Кульдари, пасмурный, как грозовая туча, поднялся со стула, мрачно откашлялся, прочищая горло. Затем, устремив куда-то в пространство глаза с выцветшими, белесыми зрачками, вскинул над головой тощий кулак:
НашеОн не то сбился, забыл продолжение, не то ему хотелось увидеть, какое действие оказали на Едиге первые строчки, но Кульдари выжидающе смолк, повернувшись к своему слушателю.
— Это не стихи, — сказал Едиге.
Ему казалось, Кульдари набросится на него чуть не с кулаками. Пожалуй, тогда ему было бы легче… Но старик не вымолвил ни слова. Он только вдруг согнулся, как если бы в поясницу ему вонзилась пуля, и рухнул на стул.
— Почему?.. — Он выговорил это слово после продолжительного молчания. Голос его едва звучал, губы почти не шевелились.
— Тут и малому ребенку понятно — почему.
— Нет, вы мне докажите, докажите… — Кульдари внезапно оправился, оживился. — Нельзя же так, без всяких доказательств…
Едиге пожал плечами.
— Что ж, если хотите…
Он произнес короткую лекцию — о современной поэзии, строении стиха, о великих традициях и слепом эпигонстве, о правде жизни и мертвой риторике… Он стремился к простоте и ясности, но местами запинался, ощущая нечто похожее на неловкость, даже стыд — за свои знания, свою университетскую образованность, свою полную сил и надежд молодость — за все, чем владел он сам и чего никогда уже не будет иметь этот старик — честолюбивый, бездарный и несчастный… Он чувствовал себя так, будто в чем-то виноват перед ним…

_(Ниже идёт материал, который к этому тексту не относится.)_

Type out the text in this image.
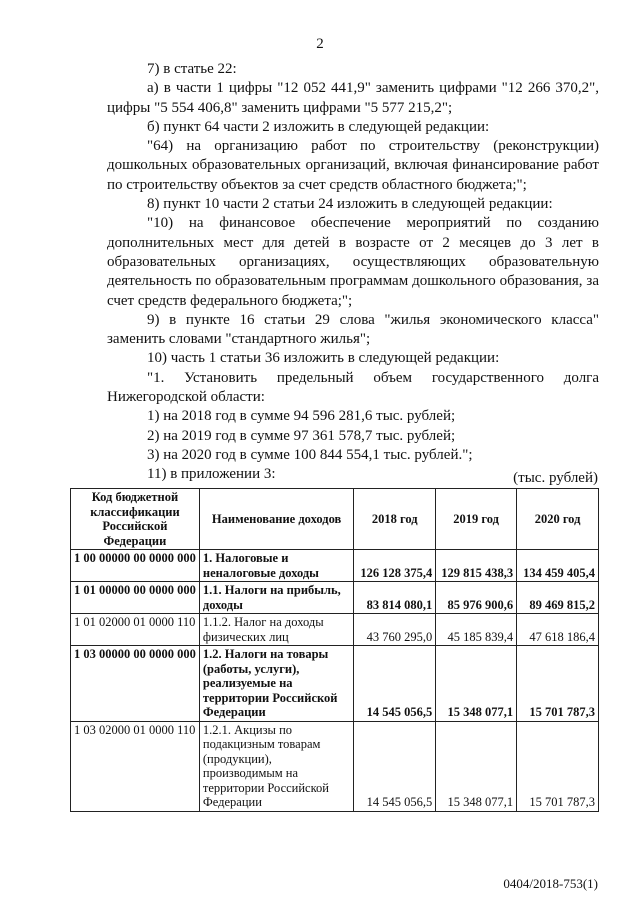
2

7) в статье 22:

а) в части 1 цифры "12 052 441,9" заменить цифрами "12 266 370,2", цифры "5 554 406,8" заменить цифрами "5 577 215,2";

б) пункт 64 части 2 изложить в следующей редакции:

"64) на организацию работ по строительству (реконструкции) дошкольных образовательных организаций, включая финансирование работ по строительству объектов за счет средств областного бюджета;";

8) пункт 10 части 2 статьи 24 изложить в следующей редакции:

"10) на финансовое обеспечение мероприятий по созданию дополнительных мест для детей в возрасте от 2 месяцев до 3 лет в образовательных организациях, осуществляющих образовательную деятельность по образовательным программам дошкольного образования, за счет средств федерального бюджета;";

9) в пункте 16 статьи 29 слова "жилья экономического класса" заменить словами "стандартного жилья";

10) часть 1 статьи 36 изложить в следующей редакции:

"1. Установить предельный объем государственного долга Нижегородской области:

1) на 2018 год в сумме 94 596 281,6 тыс. рублей;

2) на 2019 год в сумме 97 361 578,7 тыс. рублей;

3) на 2020 год в сумме 100 844 554,1 тыс. рублей.";

11) в приложении 3:	(тыс. рублей)
Код бюджетной классификации Российской Федерации	Наименование доходов	2018 год	2019 год	2020 год
1 00 00000 00 0000 000	1. Налоговые и неналоговые доходы	126 128 375,4	129 815 438,3	134 459 405,4
1 01 00000 00 0000 000	1.1. Налоги на прибыль, доходы	83 814 080,1	85 976 900,6	89 469 815,2
1 01 02000 01 0000 110	1.1.2. Налог на доходы физических лиц	43 760 295,0	45 185 839,4	47 618 186,4
1 03 00000 00 0000 000	1.2. Налоги на товары (работы, услуги), реализуемые на территории Российской Федерации	14 545 056,5	15 348 077,1	15 701 787,3
1 03 02000 01 0000 110	1.2.1. Акцизы по подакцизным товарам (продукции), производимым на территории Российской Федерации	14 545 056,5	15 348 077,1	15 701 787,3
0404/2018-753(1)
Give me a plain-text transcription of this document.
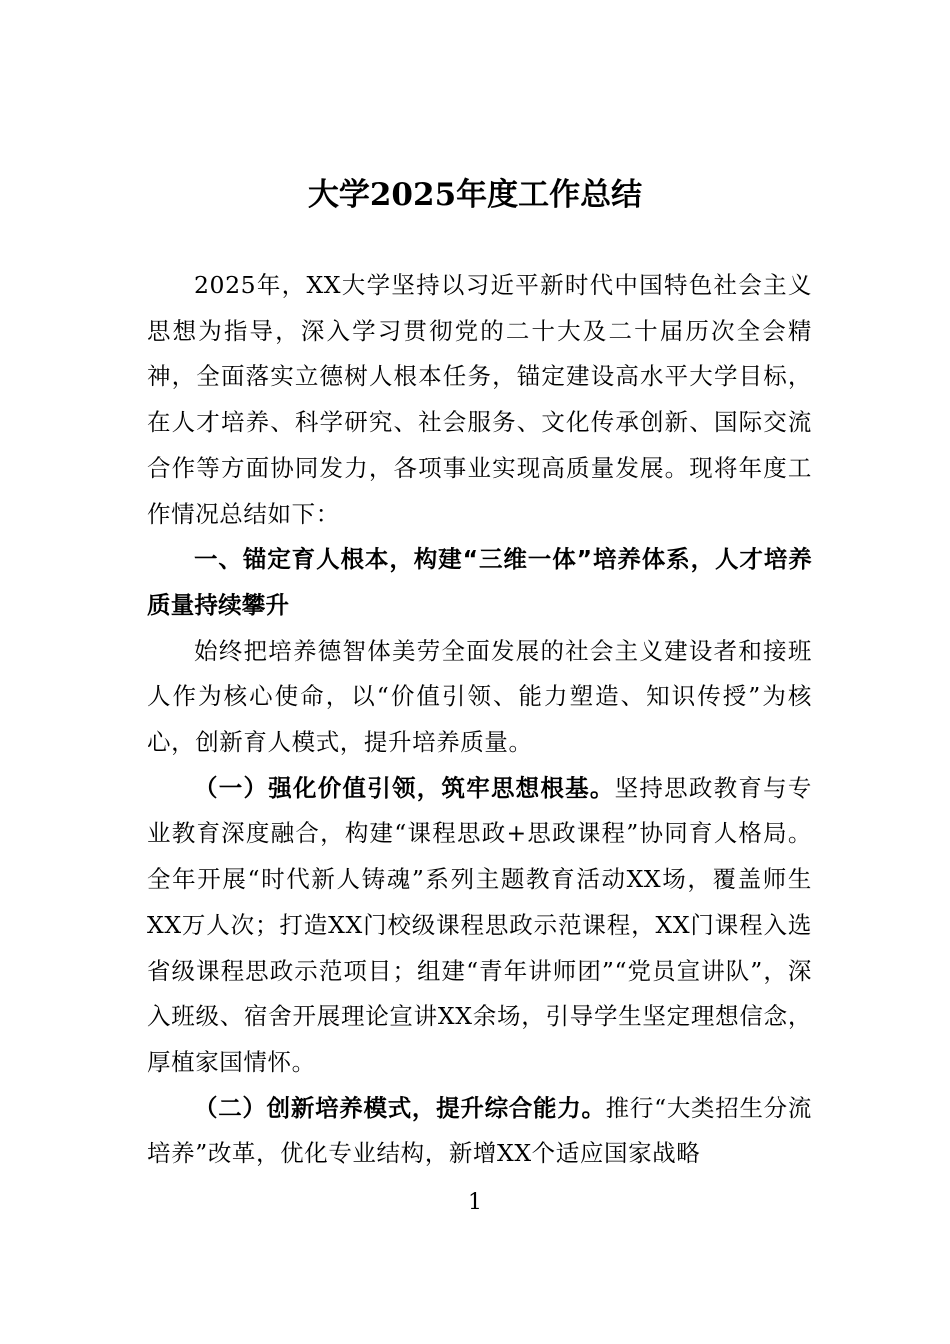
大学2025年度工作总结

2025年，XX大学坚持以习近平新时代中国特色社会主义思想为指导，深入学习贯彻党的二十大及二十届历次全会精神，全面落实立德树人根本任务，锚定建设高水平大学目标，在人才培养、科学研究、社会服务、文化传承创新、国际交流合作等方面协同发力，各项事业实现高质量发展。现将年度工作情况总结如下：

一、锚定育人根本，构建“三维一体”培养体系，人才培养质量持续攀升

始终把培养德智体美劳全面发展的社会主义建设者和接班人作为核心使命，以“价值引领、能力塑造、知识传授”为核心，创新育人模式，提升培养质量。

（一）强化价值引领，筑牢思想根基。坚持思政教育与专业教育深度融合，构建“课程思政+思政课程”协同育人格局。全年开展“时代新人铸魂”系列主题教育活动XX场，覆盖师生XX万人次；打造XX门校级课程思政示范课程，XX门课程入选省级课程思政示范项目；组建“青年讲师团”“党员宣讲队”，深入班级、宿舍开展理论宣讲XX余场，引导学生坚定理想信念，厚植家国情怀。

（二）创新培养模式，提升综合能力。推行“大类招生分流培养”改革，优化专业结构，新增XX个适应国家战略

1
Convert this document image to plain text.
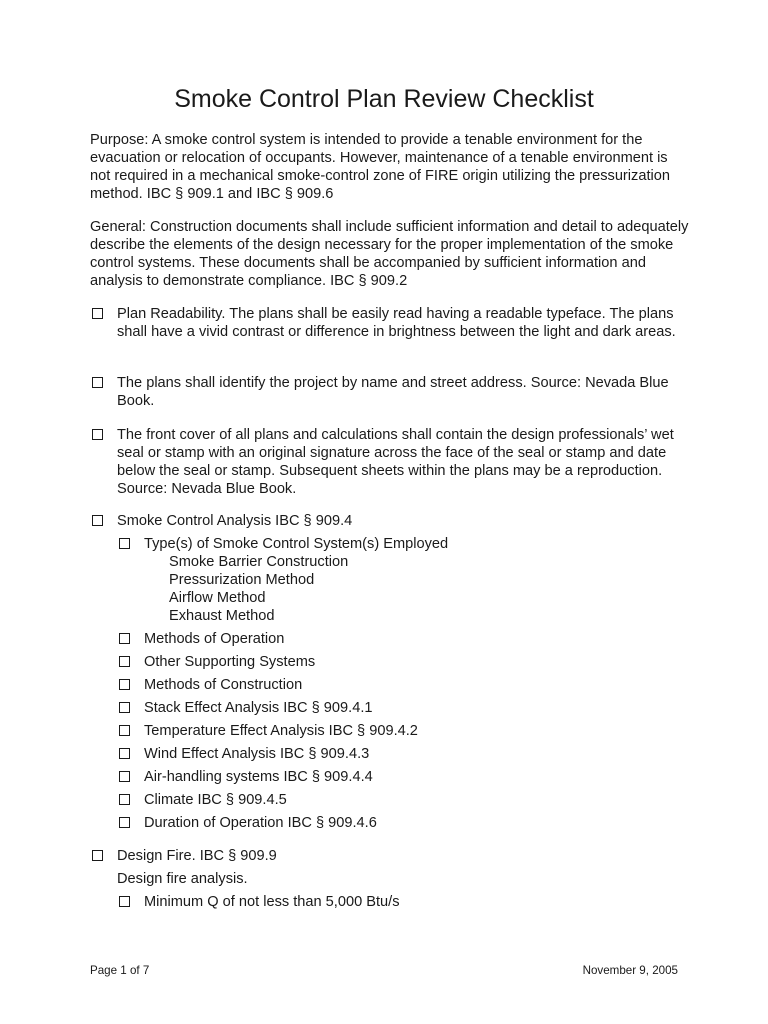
Smoke Control Plan Review Checklist
Purpose: A smoke control system is intended to provide a tenable environment for the evacuation or relocation of occupants. However, maintenance of a tenable environment is not required in a mechanical smoke-control zone of FIRE origin utilizing the pressurization method. IBC § 909.1 and IBC § 909.6
General: Construction documents shall include sufficient information and detail to adequately describe the elements of the design necessary for the proper implementation of the smoke control systems. These documents shall be accompanied by sufficient information and analysis to demonstrate compliance. IBC § 909.2
Plan Readability. The plans shall be easily read having a readable typeface. The plans shall have a vivid contrast or difference in brightness between the light and dark areas.
The plans shall identify the project by name and street address. Source: Nevada Blue Book.
The front cover of all plans and calculations shall contain the design professionals’ wet seal or stamp with an original signature across the face of the seal or stamp and date below the seal or stamp. Subsequent sheets within the plans may be a reproduction. Source: Nevada Blue Book.
Smoke Control Analysis IBC § 909.4
Type(s) of Smoke Control System(s) Employed
Smoke Barrier Construction
Pressurization Method
Airflow Method
Exhaust Method
Methods of Operation
Other Supporting Systems
Methods of Construction
Stack Effect Analysis IBC § 909.4.1
Temperature Effect Analysis IBC § 909.4.2
Wind Effect Analysis IBC § 909.4.3
Air-handling systems IBC § 909.4.4
Climate IBC § 909.4.5
Duration of Operation IBC § 909.4.6
Design Fire. IBC § 909.9
Design fire analysis.
Minimum Q of not less than 5,000 Btu/s
Page 1 of 7	November 9, 2005
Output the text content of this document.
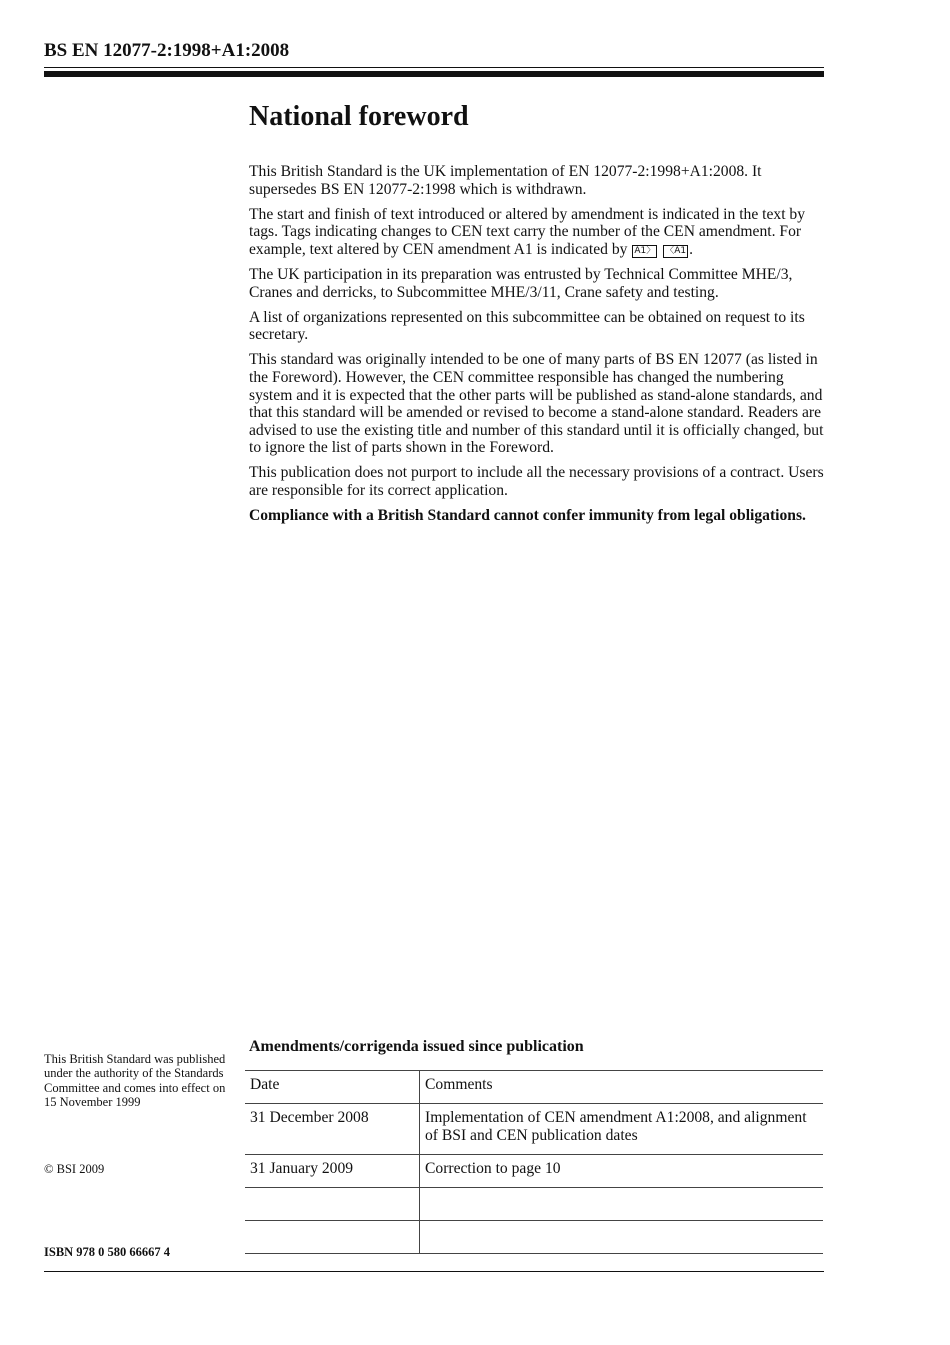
BS EN 12077-2:1998+A1:2008
National foreword

This British Standard is the UK implementation of EN 12077-2:1998+A1:2008. It supersedes BS EN 12077-2:1998 which is withdrawn.

The start and finish of text introduced or altered by amendment is indicated in the text by tags. Tags indicating changes to CEN text carry the number of the CEN amendment. For example, text altered by CEN amendment A1 is indicated by A1〉 〈A1 .

The UK participation in its preparation was entrusted by Technical Committee MHE/3, Cranes and derricks, to Subcommittee MHE/3/11, Crane safety and testing.

A list of organizations represented on this subcommittee can be obtained on request to its secretary.

This standard was originally intended to be one of many parts of BS EN 12077 (as listed in the Foreword). However, the CEN committee responsible has changed the numbering system and it is expected that the other parts will be published as stand-alone standards, and that this standard will be amended or revised to become a stand-alone standard. Readers are advised to use the existing title and number of this standard until it is officially changed, but to ignore the list of parts shown in the Foreword.

This publication does not purport to include all the necessary provisions of a contract. Users are responsible for its correct application.

Compliance with a British Standard cannot confer immunity from legal obligations.

This British Standard was published under the authority of the Standards Committee and comes into effect on 15 November 1999
© BSI 2009
ISBN 978 0 580 66667 4
Amendments/corrigenda issued since publication
Date	Comments
31 December 2008	Implementation of CEN amendment A1:2008, and alignment of BSI and CEN publication dates
31 January 2009	Correction to page 10
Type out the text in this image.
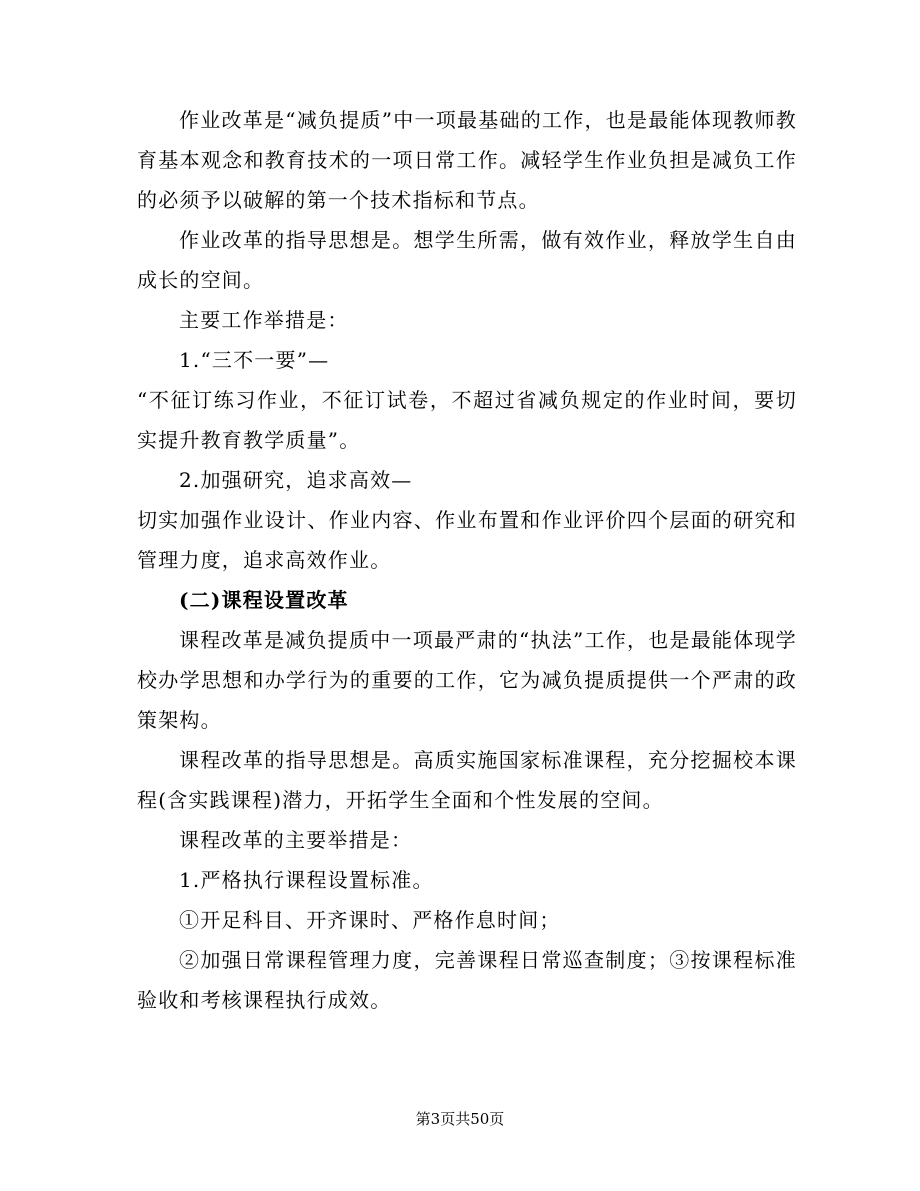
作业改革是“减负提质”中一项最基础的工作，也是最能体现教师教育基本观念和教育技术的一项日常工作。减轻学生作业负担是减负工作的必须予以破解的第一个技术指标和节点。

作业改革的指导思想是。想学生所需，做有效作业，释放学生自由成长的空间。

主要工作举措是：

1.“三不一要”—

“不征订练习作业，不征订试卷，不超过省减负规定的作业时间，要切实提升教育教学质量”。

2.加强研究，追求高效—

切实加强作业设计、作业内容、作业布置和作业评价四个层面的研究和管理力度，追求高效作业。

(二)课程设置改革

课程改革是减负提质中一项最严肃的“执法”工作，也是最能体现学校办学思想和办学行为的重要的工作，它为减负提质提供一个严肃的政策架构。

课程改革的指导思想是。高质实施国家标准课程，充分挖掘校本课程(含实践课程)潜力，开拓学生全面和个性发展的空间。

课程改革的主要举措是：

1.严格执行课程设置标准。

①开足科目、开齐课时、严格作息时间；

②加强日常课程管理力度，完善课程日常巡查制度；③按课程标准验收和考核课程执行成效。

第3页共50页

Кульдари слушал его покорно, безропотно. Он съежился, согнулся, зажав ладони между острых колен. Казалось, он продрог на ледяном ветру, и во всем мире не хватит огня, чтобы ему отогреться.
Но Едиге не успел закончить. Кульдари встрепенулся, вскочил и торопливо, судорожным движением выхватил из кармана горсть медяков.
— Салат из огурцов — четыре копейки, — бормотал он. — Кабырга — восемнадцать… Бифштекс — сорок семь… Чай — две копейки… Хлеб… Вода…
Забыв, что он в ресторане, Кульдари подсчитывал заказанное по расценкам обычной столовой, и от этого скрупулезная точность его расчетов выглядела особенно жалкой.
Остатки мелочи он сунул обратно в карман. И все проверил сызнова.
— Семьдесят шесть копеек… Пять на чай… Итого восемьдесят одна копейка… За прожитые годы Кулян-акын еще никому не был в тягость… Не был должен… Никому, ни в чем… Официантка!
— Перестаньте, аксакал, вы мой гость…
Кульдари сам разжал, разогнул ладонь подошедшей к столику, вконец растерянной официантке, всыпал ей в руку всю мелочь и сказал, глядя поверх головы Едиге:
— Наши предки к своим гостям относились иначе, товарищ Эдгар! — И направился к выходу, не попрощавшись.